Hence, the cubic is: . $(x - 2)(x + 1)(x - 3)\:=\:x^3- 4x^2+x - 6$

Therefore: . $\begin{Bmatrix}\text{-}a = \text{-}4 \\ \text{-}3k = 1 \\ m = 6\end{Bmatrix}\;\Rightarrow\;\begin{Bmatrix}a = 4\\ k = \text{-}\frac{1}{3} \\ m = 6\end{Bmatrix}$

Quote:

Solve: . $\frac{2x-1}{x-4}\:>\:1$ . where $x \neq 4.$

Multiply both sides by $(x - 4)$.

If $x - 4 \,>\,0$ or $x \,<\,4$,
. . we have: . $2x - 1 \,>\,x - 4\quad\Rightarrow\quad x > -3$
The "stronger" inequality is: . $x > 4$

If $x - 4 \,<\,0$ or $x \,<\,4$,
. . we have: . $2x - 1 \,< \,x - 4\quad\Rightarrow\quad x < -3$
The "stronger" inequality is: . $x < -3$

Solution: . $\boxed{x < -3\;\text{ or }\;x > 4}$

Quote:

For $f(x)\:=\:x^2 + kx + k$, determine all the values of $k$ such that $f(x) > 0.$

If $f(x) > 0$, the parabola is completely above the x-axis.

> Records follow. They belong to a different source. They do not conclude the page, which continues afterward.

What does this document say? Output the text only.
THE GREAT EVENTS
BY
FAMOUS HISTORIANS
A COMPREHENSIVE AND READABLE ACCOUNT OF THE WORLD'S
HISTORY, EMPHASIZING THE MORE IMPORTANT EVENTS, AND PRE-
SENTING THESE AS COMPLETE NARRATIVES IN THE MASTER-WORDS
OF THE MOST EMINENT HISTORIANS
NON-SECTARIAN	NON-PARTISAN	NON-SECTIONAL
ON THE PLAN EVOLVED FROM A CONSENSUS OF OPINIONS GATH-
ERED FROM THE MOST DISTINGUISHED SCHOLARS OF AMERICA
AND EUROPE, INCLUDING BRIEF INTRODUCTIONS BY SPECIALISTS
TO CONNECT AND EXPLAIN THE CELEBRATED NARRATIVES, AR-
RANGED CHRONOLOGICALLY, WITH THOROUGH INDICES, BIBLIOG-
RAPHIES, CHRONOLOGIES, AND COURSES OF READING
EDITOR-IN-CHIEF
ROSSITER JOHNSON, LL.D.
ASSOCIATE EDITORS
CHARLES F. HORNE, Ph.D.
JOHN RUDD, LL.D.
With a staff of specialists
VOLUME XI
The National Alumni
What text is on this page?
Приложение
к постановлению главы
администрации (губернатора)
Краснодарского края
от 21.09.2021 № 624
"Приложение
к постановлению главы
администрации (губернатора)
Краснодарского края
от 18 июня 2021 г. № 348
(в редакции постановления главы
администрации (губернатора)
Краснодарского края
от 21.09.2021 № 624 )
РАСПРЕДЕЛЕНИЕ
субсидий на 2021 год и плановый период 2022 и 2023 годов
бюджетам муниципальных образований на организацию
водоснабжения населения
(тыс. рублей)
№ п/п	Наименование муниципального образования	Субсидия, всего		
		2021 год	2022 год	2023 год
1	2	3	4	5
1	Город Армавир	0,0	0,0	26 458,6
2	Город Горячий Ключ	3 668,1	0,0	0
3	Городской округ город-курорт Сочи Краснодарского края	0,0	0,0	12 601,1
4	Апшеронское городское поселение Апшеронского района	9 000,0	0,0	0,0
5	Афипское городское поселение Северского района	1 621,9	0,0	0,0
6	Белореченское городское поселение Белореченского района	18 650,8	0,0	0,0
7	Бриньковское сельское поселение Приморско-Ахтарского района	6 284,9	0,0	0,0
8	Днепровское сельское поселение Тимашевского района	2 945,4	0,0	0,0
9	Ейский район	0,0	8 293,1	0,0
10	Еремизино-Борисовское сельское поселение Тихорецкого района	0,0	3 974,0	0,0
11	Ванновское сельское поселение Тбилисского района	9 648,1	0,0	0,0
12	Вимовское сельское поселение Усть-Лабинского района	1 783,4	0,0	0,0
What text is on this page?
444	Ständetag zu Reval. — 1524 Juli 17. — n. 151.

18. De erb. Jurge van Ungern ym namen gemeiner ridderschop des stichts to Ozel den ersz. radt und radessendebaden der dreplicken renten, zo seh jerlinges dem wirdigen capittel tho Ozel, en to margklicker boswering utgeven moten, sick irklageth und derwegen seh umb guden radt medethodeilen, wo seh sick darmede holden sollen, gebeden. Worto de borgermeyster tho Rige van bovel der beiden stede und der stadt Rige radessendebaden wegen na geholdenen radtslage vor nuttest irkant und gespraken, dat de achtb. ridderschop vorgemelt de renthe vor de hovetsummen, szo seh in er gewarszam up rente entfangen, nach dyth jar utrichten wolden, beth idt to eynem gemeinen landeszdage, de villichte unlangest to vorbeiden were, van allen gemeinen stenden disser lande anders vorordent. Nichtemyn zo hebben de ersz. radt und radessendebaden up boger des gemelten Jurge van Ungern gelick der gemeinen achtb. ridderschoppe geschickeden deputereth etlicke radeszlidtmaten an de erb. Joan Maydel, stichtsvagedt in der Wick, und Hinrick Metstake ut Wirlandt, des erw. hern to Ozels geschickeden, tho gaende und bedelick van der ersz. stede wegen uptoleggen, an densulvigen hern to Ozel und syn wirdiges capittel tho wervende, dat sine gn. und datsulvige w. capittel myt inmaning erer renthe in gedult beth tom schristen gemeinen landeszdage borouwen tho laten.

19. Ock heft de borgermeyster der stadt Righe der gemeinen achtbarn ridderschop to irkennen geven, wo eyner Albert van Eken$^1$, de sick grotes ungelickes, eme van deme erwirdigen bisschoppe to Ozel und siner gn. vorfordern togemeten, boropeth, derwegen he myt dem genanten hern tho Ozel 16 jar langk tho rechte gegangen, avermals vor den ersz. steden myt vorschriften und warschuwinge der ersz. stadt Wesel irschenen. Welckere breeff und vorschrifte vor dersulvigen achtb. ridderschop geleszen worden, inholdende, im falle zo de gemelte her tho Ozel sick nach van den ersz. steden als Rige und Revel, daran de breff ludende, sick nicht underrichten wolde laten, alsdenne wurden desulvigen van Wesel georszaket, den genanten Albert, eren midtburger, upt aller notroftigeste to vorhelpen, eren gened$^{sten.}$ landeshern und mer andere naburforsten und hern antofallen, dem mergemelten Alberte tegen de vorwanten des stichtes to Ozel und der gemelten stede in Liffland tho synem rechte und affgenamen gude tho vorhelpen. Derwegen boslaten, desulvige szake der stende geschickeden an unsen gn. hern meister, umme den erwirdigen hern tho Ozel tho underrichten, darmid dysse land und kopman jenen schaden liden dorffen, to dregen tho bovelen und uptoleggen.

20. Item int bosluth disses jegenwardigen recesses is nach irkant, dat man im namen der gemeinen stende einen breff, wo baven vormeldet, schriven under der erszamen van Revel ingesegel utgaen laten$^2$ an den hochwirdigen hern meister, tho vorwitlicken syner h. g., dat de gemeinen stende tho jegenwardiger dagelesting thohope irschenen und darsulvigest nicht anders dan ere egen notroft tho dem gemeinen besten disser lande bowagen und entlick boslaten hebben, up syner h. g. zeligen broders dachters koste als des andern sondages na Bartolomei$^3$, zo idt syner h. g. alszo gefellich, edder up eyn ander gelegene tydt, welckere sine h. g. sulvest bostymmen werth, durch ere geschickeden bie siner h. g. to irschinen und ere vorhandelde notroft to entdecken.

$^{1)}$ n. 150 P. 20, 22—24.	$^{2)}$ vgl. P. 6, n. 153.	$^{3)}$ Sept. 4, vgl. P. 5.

If it had x-intercepts, they would occur where $f(x) = 0$.
. . That is: . $x^2 + kx + k\:=\:0$

Quadratic Formula: . $x \:=\:\frac{-k \pm \sqrt{k^2 - 4k}}{2}$

To have no x-intercepts, the discriminant must be negative.
. . That is: . $k^2 - 4k \:< \:0$

Complete the square: . $k^2 - 4k + 4 \:< \:4$

And we have: . $(k - 2)^2 \:< \:4\quad\Rightarrow\quad |k-2|\:<\:2$

Hence: . $-2 \:<\:k-2 \:<\:2\quad\Rightarrow\quad \boxed{0 \:< \:k\:<\:4}$

• October 28th 2006, 02:37 PM
SportfreundeKeaneKent
Terrific replies. I really appreciate it and I can do other problems like these now so thanks again.